As Lord Mayor, one of my titles is Chief Magistrate of the City of London. While the title is now largely honorary, for centuries it meant the Lord Mayor would actually sit as a magistrate in his own court and give judgments. While the Lord Mayor no longer oversees court cases, it is still part of the Lord Mayor’s duty as Chief Magistrate to preside over the formal opening of sessions at the Central Criminal Court.
So the role of Lord Mayor goes hand in hand with the principle that the City of London should be a centre for justice – Just as the success of the City of London has gone hand in hand with a trusted legal system, excellence in legal services and a reputation as a place where contracts will be honoured and disputes will be fairly resolved. As Lord Mayor, I am a constant witness to the value of the unique cluster of legal expertise and services we have here in the City and what an asset this is for the UK.
Our courts, along with our Inns of Court, are a crucial part of the City’s infrastructure. That infrastructure is about to be supercharged with the building of a new Justice Quarter for London, right here in the Square Mile.

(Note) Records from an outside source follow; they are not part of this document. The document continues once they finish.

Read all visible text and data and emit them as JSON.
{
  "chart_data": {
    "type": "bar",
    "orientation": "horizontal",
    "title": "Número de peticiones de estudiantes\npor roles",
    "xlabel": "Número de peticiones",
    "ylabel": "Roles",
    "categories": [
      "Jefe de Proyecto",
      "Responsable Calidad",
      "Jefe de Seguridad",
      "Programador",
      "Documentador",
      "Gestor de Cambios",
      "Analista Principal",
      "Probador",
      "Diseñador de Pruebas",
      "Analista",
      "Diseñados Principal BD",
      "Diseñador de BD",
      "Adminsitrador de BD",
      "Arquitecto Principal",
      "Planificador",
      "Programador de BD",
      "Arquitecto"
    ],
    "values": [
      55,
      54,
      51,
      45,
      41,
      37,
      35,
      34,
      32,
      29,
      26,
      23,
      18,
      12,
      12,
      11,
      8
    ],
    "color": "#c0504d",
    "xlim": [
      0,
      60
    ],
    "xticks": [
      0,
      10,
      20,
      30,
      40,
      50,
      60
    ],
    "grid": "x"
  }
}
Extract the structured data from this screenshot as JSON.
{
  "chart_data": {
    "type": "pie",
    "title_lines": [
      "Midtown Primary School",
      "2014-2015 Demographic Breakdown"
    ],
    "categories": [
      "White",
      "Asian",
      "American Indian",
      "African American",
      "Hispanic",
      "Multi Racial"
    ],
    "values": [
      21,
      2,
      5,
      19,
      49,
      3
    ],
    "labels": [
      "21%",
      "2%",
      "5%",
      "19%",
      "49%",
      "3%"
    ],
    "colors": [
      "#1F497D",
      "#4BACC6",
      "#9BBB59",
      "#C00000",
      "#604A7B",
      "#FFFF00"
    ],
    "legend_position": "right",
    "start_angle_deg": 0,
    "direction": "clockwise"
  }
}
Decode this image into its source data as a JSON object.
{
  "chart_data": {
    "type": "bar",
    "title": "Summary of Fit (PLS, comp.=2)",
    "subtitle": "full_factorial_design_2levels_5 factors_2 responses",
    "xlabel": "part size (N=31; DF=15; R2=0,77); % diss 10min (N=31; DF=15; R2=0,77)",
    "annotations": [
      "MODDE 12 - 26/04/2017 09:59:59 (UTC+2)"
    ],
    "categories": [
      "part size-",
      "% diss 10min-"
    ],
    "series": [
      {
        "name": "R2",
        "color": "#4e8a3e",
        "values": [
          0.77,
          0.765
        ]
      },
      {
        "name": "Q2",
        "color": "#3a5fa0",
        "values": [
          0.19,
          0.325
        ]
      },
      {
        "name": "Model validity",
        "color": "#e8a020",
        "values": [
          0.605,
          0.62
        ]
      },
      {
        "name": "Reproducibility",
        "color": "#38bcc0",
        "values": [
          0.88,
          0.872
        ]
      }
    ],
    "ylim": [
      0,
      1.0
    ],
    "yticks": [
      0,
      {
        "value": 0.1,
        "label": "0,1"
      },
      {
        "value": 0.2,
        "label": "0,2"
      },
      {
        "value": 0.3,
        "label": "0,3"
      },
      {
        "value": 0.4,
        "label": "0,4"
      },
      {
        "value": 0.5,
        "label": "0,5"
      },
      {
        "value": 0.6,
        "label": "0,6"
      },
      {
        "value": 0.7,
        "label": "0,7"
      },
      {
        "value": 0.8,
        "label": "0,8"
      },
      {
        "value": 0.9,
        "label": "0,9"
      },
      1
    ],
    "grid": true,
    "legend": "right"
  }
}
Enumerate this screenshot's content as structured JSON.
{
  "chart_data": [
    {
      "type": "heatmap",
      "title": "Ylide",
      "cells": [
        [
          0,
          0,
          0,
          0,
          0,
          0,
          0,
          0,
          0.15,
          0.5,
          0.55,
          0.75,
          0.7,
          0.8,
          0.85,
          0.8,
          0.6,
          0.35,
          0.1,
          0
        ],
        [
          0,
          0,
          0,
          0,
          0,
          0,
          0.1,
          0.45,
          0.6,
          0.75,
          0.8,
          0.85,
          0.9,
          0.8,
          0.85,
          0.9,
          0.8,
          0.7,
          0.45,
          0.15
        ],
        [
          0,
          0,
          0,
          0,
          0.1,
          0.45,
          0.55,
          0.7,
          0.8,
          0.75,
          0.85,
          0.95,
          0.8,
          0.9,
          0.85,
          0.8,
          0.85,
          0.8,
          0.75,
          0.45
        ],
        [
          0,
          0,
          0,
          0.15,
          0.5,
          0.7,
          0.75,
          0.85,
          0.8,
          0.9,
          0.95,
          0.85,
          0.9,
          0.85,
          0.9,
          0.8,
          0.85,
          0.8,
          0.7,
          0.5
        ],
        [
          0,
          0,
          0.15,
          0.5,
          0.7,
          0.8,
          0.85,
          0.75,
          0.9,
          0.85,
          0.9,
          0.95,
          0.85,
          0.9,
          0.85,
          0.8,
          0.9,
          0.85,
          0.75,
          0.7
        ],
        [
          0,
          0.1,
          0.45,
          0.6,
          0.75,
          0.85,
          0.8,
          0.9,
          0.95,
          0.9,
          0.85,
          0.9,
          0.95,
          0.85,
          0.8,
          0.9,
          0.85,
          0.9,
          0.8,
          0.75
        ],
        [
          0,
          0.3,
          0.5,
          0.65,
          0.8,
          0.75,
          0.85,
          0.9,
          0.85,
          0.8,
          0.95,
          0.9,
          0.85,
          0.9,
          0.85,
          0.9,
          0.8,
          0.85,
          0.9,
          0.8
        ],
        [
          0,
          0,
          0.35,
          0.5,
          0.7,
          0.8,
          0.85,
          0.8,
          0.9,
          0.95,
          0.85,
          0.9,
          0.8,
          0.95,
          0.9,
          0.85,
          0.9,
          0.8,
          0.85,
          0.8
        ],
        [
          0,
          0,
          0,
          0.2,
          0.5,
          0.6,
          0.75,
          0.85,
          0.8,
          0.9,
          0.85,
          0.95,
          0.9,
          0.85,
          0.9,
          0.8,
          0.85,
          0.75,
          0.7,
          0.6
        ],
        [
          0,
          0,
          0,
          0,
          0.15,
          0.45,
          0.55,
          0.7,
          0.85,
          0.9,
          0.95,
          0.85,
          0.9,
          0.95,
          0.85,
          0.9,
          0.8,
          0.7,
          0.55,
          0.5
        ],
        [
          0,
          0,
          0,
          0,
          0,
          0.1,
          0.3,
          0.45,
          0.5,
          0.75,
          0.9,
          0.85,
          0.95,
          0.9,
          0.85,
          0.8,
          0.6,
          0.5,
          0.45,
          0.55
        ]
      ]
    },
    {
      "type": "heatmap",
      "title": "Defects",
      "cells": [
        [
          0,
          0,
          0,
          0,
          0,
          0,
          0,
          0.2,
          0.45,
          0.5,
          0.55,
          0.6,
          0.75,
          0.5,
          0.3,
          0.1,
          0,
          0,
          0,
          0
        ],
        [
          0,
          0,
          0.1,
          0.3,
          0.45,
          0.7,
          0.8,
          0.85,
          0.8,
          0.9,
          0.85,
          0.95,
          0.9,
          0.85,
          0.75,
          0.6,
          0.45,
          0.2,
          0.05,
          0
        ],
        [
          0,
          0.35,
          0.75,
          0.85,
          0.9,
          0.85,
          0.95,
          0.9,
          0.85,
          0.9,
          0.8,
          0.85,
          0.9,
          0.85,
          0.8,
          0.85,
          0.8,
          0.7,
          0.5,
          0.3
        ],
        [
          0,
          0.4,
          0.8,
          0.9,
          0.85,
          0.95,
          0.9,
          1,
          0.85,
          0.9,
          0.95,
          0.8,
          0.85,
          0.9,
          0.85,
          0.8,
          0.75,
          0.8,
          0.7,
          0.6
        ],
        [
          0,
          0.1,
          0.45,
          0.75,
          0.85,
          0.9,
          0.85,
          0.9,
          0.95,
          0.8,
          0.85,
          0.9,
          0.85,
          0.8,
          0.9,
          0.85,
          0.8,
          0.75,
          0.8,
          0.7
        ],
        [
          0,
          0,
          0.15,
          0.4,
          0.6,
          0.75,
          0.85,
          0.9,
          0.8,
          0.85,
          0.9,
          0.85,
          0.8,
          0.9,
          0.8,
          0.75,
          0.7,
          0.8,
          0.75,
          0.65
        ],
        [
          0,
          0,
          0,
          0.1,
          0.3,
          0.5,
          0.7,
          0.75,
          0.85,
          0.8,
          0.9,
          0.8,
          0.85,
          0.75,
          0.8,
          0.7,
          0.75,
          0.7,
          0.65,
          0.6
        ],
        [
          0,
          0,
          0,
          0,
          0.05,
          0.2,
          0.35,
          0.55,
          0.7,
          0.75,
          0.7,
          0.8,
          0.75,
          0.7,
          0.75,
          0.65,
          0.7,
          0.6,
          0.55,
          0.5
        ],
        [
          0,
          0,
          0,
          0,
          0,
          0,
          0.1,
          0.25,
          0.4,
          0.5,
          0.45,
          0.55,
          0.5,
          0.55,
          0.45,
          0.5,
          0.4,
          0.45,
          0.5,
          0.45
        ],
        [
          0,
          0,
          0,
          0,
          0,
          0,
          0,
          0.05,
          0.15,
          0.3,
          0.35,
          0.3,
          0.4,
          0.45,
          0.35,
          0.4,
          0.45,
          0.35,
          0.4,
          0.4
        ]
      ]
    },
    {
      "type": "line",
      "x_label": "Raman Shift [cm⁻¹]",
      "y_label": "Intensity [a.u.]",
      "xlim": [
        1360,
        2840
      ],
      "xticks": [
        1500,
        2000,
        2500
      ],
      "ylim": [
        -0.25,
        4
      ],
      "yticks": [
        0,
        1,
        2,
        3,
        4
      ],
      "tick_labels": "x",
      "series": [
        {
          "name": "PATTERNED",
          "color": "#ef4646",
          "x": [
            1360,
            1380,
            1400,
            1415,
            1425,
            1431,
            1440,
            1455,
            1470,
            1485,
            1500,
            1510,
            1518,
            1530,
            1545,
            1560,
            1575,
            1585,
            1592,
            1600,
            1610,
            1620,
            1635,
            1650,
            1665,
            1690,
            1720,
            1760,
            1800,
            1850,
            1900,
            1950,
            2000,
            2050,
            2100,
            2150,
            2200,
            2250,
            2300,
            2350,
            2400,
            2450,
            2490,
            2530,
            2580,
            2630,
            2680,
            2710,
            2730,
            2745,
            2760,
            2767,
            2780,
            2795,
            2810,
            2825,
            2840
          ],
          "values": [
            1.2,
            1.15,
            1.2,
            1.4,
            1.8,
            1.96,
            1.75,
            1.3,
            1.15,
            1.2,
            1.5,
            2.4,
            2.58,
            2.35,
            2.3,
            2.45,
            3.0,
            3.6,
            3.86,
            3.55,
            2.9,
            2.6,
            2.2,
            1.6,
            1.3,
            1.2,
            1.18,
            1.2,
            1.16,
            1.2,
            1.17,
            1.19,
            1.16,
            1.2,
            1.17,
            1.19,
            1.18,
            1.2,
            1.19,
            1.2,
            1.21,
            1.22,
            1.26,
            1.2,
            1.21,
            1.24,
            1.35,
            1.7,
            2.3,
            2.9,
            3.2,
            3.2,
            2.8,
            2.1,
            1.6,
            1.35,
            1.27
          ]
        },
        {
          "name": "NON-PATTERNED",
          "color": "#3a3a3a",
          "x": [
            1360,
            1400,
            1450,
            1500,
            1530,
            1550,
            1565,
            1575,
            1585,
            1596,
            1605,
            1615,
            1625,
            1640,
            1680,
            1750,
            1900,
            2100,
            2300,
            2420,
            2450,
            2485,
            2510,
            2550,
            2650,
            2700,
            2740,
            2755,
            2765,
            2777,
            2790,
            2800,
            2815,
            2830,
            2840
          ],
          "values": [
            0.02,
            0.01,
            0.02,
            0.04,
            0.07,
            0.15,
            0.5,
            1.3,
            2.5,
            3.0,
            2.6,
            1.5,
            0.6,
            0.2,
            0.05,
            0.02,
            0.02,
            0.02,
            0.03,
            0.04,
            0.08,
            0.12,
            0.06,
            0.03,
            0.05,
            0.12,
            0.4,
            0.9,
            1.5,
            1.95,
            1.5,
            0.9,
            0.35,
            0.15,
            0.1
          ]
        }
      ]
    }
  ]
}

At its heart will be the new City of London Law Courts at Fleet Street, an innovative new 18-courtroom facility, which will sit alongside a new headquarters for City of London Police at Salisbury Square. The City of London Law Courts will be the flagship for Her Majesty’s Courts and Tribunal Service and the Ministry of Justice, containing Crown, Magistrates, County and Civil Courts all in a single building. This new court replaces the Mayor’s and City of London Court and the City of London Magistrates’ Court, and will also contain eight Crown courtrooms. It will provide significantly improved facilities and will be equipped to deliver justice in the modern age, with a focus on economic crime, cyber-crime and fraud.
Flanked to the north east by the Old Bailey, and the Royal Courts of Justice to the west, this cutting-edge facility will create a law corridor across the heart of London – reflecting the City of London’s role as a global centre of justice and legal services. It will also align with the HMCTS Reform Programme, launched in 2016 to bring modern ways of working to the justice system, using technology to prioritise the safety and integrity of the legal process.
This project will reinforce the Square Mile’s reputation as a place to do business by ensuring we are able to adapt to the changing demands placed on the justice system. Maintaining our position as a world-leading judicial centre is essential as we drive our economic recovery forward and build back better from the pandemic.
The Justice Quarter will give us the capacity for dealing with specialist disputes in areas such as economic crime, fraud and cyber-crime, which have of course become major international challenges. It will also increase the capacity for disputes from around the world to be settled in London, enhancing the City’s already formidable global offer as a centre for dispute resolution
The UK’s legal services sector is second in size only to the US. 200 law firms from overseas have offices here in the UK, including all of the world’s top 50 law firms. And English common law remains by far the most popular choice worldwide for cross-border contracts, being used in 40% of all global corporate arbitrations.
With this new Justice Quarter for London, the traditions of justice which underpin the City will be even stronger, and London’s future as a centre for international dispute resolution will be even brighter.